EMPOWER YOURSELF + TAKE CHARGE + MAKE CHANGES = LASTING IMPACT

Here are the stress management strategies that work for me and for many others in my life. Embrace some or all of them and your road to wellness will be paved with calmer moments and time to relax.

  • First and foremost, keep your eye on the big picture. Consider how stressful the obstacle or situation really is. Will it matter in a week? A month? Three months? If it is a passing thing, ask yourself if it is worth the stress of the moment. If it’s not, let it go.
  • If you are facing a long term, stress-inducing issue, try to deconstruct it. Describe the problem to yourself and consider what you might do to effect change. Writing it down may help. Brainstorm with a confidant, if you can. List the steps that you must take for a positive outcome. Create an action plan and timetable for implementation.
  • Take charge at work. When you’re overwhelmed by your work schedule, separate your big projects and small tasks and prioritize them. Depending on how you like to work, you may tackle the small tasks first and get them out of the way so you’ll have an immediate sense of completion. Or, you might wrestle the biggest and most complex project to the ground and breathe a sigh of relief that it’s out of the way. Whichever you chose, work from a list and enjoy crossing things off as you go. As the list diminishes, you’ll feel more in control and less stressed.
  • Take charge at home. Organize your daily chores. Attack the most difficult ones when you have the most energy. Save the small tasks for later in the day. Listen to music or a podcast while you’re working.
  • Learn to delegate. This is a big one, particularly for women who tend to do everything themselves. Delegate to co-workers, your spouse, your children, your friends. You’ll be amazed how your outlook will improve and your stress diminishes when you delegate.
  • Take a deep breath, literally and figuratively. Though my mother’s life was relatively calm, at times, she felt that it was too much for her. She’d take a breath, put down whatever she was doing and call a friend or one of her sisters to talk it out. She would take a bubble bath or a short nap. She knew when to take a time out. Chronic stress takes a toll on your body. When every ounce of you is shrieking, “stop, I want to get off” take a short walk. Have a manicure. Do a crossword puzzle. Whatever will distract and relax you for a few minutes. If you can, take a real break – a “mental health” day to replenish. Do only what you want to do. You’ll be amazed how much better and more balanced you’ll feel.
  • Socialize. Sometimes stress makes us want to flee from everything and everyone. Resist the urge. Reach out to a good friend or an empathetic family member – someone from your support system.

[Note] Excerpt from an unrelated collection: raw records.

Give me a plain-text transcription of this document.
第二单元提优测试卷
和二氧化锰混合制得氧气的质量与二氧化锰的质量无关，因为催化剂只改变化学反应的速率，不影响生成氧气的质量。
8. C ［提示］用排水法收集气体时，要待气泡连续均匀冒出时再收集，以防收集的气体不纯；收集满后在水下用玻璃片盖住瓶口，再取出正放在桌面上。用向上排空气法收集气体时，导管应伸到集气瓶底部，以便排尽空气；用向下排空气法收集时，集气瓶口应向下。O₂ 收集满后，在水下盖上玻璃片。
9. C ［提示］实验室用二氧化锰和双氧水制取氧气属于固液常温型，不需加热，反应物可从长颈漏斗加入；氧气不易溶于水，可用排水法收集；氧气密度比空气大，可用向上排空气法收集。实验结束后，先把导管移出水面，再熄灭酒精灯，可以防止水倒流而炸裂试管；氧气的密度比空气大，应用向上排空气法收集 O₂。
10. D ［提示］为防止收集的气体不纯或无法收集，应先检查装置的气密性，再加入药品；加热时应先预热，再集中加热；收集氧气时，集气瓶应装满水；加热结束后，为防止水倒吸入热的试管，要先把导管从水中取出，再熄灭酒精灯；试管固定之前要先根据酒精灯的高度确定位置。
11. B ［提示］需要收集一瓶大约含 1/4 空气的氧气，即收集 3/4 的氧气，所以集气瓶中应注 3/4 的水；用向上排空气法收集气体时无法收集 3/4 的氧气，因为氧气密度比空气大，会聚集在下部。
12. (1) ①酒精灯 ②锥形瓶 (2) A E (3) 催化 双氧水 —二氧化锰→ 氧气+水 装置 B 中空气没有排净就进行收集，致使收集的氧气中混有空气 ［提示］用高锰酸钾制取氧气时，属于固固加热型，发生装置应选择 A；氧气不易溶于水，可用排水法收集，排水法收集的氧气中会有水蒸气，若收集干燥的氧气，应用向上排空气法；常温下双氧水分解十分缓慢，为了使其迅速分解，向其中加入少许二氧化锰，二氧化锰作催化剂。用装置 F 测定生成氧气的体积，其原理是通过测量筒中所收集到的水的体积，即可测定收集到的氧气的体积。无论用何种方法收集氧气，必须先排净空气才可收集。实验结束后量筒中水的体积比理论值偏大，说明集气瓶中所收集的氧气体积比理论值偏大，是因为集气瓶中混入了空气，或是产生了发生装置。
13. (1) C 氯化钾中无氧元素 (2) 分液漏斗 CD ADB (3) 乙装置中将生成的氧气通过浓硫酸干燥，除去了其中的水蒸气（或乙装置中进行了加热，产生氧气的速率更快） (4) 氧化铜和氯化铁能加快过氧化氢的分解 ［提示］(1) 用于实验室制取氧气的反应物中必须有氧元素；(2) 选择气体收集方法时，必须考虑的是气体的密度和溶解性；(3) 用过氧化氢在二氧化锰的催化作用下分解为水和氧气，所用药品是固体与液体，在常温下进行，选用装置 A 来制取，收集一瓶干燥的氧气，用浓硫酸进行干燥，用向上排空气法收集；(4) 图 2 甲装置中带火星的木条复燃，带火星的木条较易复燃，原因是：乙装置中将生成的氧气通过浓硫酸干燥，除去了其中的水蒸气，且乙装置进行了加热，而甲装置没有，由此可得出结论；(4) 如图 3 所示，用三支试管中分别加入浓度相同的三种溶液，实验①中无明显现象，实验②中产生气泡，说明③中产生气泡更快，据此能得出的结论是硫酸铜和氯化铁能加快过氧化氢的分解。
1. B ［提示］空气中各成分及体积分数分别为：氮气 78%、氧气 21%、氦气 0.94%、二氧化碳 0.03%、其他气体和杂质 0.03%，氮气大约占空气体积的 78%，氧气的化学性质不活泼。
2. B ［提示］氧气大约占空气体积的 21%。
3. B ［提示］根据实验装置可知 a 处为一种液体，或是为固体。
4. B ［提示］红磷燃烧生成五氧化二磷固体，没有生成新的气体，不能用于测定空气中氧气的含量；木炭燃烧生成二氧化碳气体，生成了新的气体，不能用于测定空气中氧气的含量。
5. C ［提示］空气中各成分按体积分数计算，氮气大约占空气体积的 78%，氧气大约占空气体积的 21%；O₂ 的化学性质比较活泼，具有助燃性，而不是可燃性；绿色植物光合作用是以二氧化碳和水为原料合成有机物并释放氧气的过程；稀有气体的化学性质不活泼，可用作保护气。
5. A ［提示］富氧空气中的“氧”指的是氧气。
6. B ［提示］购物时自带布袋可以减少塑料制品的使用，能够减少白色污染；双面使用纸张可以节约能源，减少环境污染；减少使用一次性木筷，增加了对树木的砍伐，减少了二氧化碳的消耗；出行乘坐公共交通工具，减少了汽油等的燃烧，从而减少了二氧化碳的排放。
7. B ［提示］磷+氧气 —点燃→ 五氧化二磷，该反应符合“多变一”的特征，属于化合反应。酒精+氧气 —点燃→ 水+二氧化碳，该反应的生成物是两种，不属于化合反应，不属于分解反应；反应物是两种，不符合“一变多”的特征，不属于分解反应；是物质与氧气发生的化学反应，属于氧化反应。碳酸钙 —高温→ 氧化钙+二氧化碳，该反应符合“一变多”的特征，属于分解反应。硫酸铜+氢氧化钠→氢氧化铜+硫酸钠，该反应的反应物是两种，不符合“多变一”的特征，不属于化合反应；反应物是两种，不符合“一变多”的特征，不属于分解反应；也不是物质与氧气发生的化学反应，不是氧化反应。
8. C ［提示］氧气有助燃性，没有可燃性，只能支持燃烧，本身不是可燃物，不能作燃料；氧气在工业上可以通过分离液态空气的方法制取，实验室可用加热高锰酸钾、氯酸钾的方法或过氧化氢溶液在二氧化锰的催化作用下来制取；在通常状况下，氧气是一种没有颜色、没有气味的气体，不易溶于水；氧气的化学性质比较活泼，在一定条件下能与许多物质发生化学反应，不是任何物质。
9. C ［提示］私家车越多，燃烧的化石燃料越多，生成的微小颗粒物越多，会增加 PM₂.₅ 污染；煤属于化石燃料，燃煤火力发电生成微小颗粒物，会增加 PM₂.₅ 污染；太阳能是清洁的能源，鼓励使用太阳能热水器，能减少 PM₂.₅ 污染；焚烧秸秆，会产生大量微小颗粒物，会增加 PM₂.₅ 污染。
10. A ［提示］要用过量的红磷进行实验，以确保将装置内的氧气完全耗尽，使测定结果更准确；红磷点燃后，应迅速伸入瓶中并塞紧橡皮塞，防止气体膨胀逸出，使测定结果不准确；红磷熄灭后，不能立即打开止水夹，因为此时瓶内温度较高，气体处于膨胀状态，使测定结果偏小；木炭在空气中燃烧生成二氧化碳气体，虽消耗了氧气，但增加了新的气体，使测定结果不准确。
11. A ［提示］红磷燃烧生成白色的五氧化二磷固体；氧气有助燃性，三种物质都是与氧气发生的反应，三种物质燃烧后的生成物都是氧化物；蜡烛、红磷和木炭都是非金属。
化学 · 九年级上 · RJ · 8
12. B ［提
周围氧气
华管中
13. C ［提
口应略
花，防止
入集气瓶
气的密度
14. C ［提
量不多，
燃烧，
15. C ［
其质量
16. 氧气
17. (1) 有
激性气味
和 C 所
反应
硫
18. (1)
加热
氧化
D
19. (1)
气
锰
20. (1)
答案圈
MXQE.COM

Simply having a chat can diffuse stress, change your perspective and make you feel more grounded.
  • Watch what you eat. Yes, sweet, salty, rich, fatty foods are particularly comforting in moments of stress. Resist the urge and grab a healthy snack instead. If you can’t resist, take a small bite and move on…one piece of chocolate, a single cookie, a tablespoon of last night’s mashed potatoes. Better yet, make yourself a pot of calming herbal tea or a big glass of sparkling water with slices of orange or lemon.

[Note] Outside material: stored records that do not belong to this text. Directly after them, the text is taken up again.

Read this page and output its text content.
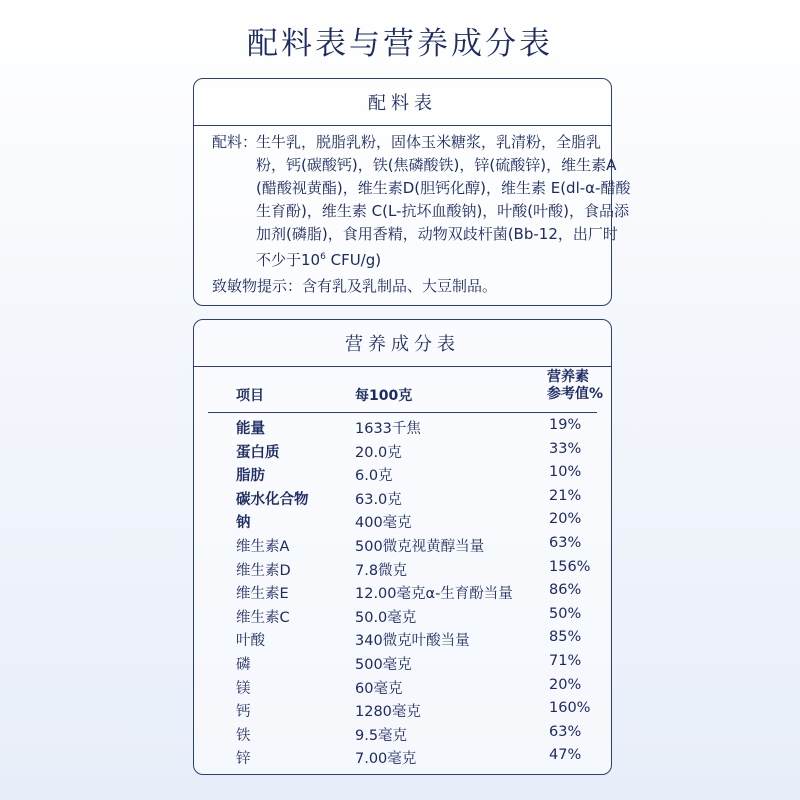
配料表与营养成分表
配料表
配料：
生牛乳，脱脂乳粉，固体玉米糖浆，乳清粉，全脂乳
粉，钙(碳酸钙)，铁(焦磷酸铁)，锌(硫酸锌)，维生素A
(醋酸视黄酯)，维生素D(胆钙化醇)，维生素 E(dl-α-醋酸
生育酚)，维生素 C(L-抗坏血酸钠)，叶酸(叶酸)，食品添
加剂(磷脂)，食用香精，动物双歧杆菌(Bb-12，出厂时
不少于$10^6$ CFU/g)
致敏物提示：含有乳及乳制品、大豆制品。
营养成分表
项目	每100克
营养素
参考值%
能量	1633千焦	19%
蛋白质	20.0克	33%
脂肪	6.0克	10%
碳水化合物	63.0克	21%
钠	400毫克	20%
维生素A	500微克视黄醇当量	63%
维生素D	7.8微克	156%
维生素E	12.00毫克α-生育酚当量 86%
维生素C	50.0毫克	50%
叶酸	340微克叶酸当量	85%
磷	500毫克	71%
镁	60毫克	20%
钙	1280毫克	160%
铁	9.5毫克	63%
锌	7.00毫克	47%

  • Move your body. Take a short walk. Stretch. Exercise – even a few minutes worth is a great stress reliever. So is sex. If you can’t head for the bedroom in the moment, make a date with your partner for latter. You’ll break the stress cycle and have something fun to anticipate.
  • Breathe. There are many relaxation techniques that relieve stress. If you can’t break for a yoga class, you can quiet your mind and body with a few minutes of meditation. Feel the rhythm of your breath. Think about breathing out tension and breathing in calm. Visualize a peaceful place and stay there for a bit. Recite a mantra or a simple reassuring phrase. Gradually, you’ll regain your equilibrium and continue with your day.
  • Sometimes it is important to “unplug”. While I find Facebook to be great for finding long lost friends, some of the messages are not calming and can be downright offensive. I believe in personal space – physical space and mental space. Over-communication is a drain on our peace-of-mind and our spirit. Take a day or two off from social networking, put your phone on silent and go for a walk…alone!